Las escaleras
por D. Talbot
Jardín Salvaje
Recuerdo que cuando era niño tenía
especial tentación de brincar entre los escalones y quedarme mirando
la barandilla con deseos de deslizarme sobre ella. Cierto día, en
casa de mi anciana tía Anne, me colé en su jardín y observé
largamente las viejas y ruinosas puertas llenas de candado que había
en la caseta.
Era una vieja caseta de jardinería de
dos plantas. Arriba en otro tiempo mi tío Phill construía casetas
para aves, las cuales cuidaba con mimo, y también arreglaba diversos
objetos de la casa. Cuando murió mi tía dejó de usar la caseta,
pues era él quien cuidaba el jardín.
Recuerdo que poco antes que él muriera
las rosas del jardín eran hermosas, pero los rosales se habían
destrozado con heladas y ella no había prestado atención. El jardín
estaba feo y a duras penas con la hojarasca limpia. El muchacho
Tommy, hijo de los vecinos de mi tía, limpiaba asiduamente por un
par de libras. Ya no era como lo recordaba, ni siquiera la caseta.
Sentía una presencia en su interior
mirándome por las ventanas de ojo de buey. Un escalofrío recorría
mi nuca en medio de aquel césped descuidado. La hierba tocaba mis
tobillos desnudos, mis dedos pisaban la tierra húmeda hundiéndose.
Estaba lloviendo y me estaba empapando, pero siempre amé la lluvia y
su sonido. Los árboles desnudos se agitaban con brío, recuerdo que
uno era un roble muy antiguo que tenía muescas de haber sido podado
recientemente y por alguien no muy experto en el tema.

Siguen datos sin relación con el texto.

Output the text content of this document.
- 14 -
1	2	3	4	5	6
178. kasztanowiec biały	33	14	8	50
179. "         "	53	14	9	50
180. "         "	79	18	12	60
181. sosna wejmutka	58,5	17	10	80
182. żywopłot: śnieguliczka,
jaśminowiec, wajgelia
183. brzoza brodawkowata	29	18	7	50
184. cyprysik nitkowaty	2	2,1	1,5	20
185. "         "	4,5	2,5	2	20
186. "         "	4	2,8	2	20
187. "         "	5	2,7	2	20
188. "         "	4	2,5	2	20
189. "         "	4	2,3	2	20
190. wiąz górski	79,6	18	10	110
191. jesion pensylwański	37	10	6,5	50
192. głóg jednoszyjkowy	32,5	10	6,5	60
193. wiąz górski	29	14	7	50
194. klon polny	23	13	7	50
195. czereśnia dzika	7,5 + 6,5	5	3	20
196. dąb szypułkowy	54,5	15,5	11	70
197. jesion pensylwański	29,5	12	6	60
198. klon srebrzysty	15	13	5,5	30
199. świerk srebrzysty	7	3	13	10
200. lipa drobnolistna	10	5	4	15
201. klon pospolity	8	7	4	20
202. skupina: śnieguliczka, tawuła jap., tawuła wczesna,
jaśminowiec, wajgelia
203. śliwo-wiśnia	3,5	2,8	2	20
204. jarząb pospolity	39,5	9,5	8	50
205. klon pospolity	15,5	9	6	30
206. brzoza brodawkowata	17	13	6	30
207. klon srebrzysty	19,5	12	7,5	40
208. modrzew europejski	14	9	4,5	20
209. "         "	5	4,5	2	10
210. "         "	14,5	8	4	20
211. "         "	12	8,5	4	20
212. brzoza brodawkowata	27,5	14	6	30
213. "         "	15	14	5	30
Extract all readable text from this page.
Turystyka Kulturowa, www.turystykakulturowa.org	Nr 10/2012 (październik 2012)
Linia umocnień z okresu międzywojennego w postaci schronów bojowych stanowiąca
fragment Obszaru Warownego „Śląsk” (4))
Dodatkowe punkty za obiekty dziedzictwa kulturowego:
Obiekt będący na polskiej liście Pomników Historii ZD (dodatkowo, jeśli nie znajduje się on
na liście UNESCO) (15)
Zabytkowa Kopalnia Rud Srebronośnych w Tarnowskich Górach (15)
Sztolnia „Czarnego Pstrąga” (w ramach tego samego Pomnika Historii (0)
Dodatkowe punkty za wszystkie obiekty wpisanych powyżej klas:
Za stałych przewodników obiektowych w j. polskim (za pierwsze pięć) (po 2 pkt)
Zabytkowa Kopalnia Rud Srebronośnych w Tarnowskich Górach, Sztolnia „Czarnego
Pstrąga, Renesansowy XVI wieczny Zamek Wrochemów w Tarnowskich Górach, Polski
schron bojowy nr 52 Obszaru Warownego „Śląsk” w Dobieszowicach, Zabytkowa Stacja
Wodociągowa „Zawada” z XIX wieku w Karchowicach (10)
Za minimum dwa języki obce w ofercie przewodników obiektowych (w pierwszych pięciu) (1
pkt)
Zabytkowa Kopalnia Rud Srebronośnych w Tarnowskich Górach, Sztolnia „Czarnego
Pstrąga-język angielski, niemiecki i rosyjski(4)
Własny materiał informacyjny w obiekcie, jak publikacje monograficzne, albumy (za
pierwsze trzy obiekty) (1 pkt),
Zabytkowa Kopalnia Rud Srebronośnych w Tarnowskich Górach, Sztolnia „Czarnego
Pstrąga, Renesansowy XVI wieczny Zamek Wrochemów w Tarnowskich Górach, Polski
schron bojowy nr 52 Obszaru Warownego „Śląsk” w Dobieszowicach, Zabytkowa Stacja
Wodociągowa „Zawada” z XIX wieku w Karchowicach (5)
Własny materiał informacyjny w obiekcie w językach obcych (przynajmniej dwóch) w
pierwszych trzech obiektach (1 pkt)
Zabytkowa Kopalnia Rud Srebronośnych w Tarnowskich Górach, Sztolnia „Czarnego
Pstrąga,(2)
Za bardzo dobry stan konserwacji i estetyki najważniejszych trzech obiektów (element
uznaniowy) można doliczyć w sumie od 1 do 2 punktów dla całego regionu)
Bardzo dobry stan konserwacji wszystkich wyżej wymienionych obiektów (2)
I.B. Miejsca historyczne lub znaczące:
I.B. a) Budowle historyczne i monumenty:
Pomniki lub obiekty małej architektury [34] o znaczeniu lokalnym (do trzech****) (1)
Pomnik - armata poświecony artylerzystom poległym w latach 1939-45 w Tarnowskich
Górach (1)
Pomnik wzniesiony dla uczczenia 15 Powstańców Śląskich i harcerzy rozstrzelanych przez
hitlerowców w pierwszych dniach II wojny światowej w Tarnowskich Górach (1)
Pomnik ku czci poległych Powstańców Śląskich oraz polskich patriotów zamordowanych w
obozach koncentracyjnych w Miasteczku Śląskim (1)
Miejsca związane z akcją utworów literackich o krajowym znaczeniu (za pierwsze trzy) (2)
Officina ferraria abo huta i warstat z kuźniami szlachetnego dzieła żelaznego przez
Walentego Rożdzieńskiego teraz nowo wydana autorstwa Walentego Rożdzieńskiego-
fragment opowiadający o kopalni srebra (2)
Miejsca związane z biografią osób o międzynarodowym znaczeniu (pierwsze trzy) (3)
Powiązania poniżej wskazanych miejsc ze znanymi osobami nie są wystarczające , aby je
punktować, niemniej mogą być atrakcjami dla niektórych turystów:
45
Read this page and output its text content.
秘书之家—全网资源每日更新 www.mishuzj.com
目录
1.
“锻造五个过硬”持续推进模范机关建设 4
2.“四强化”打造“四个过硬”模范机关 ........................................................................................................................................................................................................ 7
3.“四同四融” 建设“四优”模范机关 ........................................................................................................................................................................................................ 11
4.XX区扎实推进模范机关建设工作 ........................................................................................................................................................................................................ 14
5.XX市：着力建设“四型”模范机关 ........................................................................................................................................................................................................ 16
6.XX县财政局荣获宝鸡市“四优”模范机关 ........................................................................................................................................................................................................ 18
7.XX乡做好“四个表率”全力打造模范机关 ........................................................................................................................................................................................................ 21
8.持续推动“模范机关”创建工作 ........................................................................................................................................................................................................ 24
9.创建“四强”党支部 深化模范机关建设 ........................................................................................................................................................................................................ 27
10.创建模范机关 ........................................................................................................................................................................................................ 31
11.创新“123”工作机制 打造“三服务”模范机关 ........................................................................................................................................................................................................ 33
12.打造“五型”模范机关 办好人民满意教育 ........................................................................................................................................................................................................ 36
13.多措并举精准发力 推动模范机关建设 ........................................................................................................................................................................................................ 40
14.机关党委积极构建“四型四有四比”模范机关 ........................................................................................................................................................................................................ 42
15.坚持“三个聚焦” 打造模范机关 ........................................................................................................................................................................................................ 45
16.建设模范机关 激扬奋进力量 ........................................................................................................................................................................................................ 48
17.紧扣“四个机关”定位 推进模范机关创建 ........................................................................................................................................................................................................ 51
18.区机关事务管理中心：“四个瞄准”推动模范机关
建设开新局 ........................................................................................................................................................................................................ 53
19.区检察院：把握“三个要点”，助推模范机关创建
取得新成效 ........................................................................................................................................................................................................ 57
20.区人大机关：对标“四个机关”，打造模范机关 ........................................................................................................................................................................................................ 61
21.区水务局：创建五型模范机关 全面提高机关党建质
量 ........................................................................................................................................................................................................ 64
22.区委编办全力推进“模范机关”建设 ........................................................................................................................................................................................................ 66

Caminé envalentonado por la curiosidad
y al tocar la puerta sentí las vibraciones de la madera. Un murmullo
extraño se expandió por le interior y un gran rayo partió el
cielo. Cerré los ojos asustado con el corazón latiéndome a toda
velocidad. El candado, en ese momento, cayó como si jamás hubiese
estado cerrado. Con cuidado, y demasiado miedo como curiosidad, entré
en el interior tragando saliva.
La parte inferior estaba llena de
aparatos para podar, grandes tijeras de poda, macetas de colores,
enanos de jardín y molinillos de viento lleno de polvo. La regadera
que colgaba en uno de los cáncamos cayó al suelo y recuerdo que
pegué un respingo sin emitir grito alguno.
Por inercia subí las escaleras, como
si pudiese alguien ayudarme o socorrerme arriba, pero lo único que
sentí fue una bocanada de aire frío y como alguien me tomaba por
los tobillos. Grité, entonces sí grité, y entonces miré hacia
abajo viendo el rostro descompuesto de mi tío.
Él murió allí un día cualquiera de
verano, aunque para mi tía fue el peor 20 de Junio de toda su vida,
y lo hizo por un infarto al corazón por esforzarse demasiado
limpiando y cuidando el jardín que únicamente cuidaba para ella.
No sé como salí de allí, sólo sé
que corrí y corrí hacia la casa pero me desplomé por el camino.
Cuando me encontraron me metieron dentro de la cama de huéspedes y
allí permanecía aquejado de fiebres durante dos largos días. No le
dije jamás a nadie lo que había visto ¿me creerían? Yo ya lo
dudaba. Únicamente sé que mi tío debe continuar allí bajo aquella
escalera donde guardaba los tablones para las casitas de sus aves.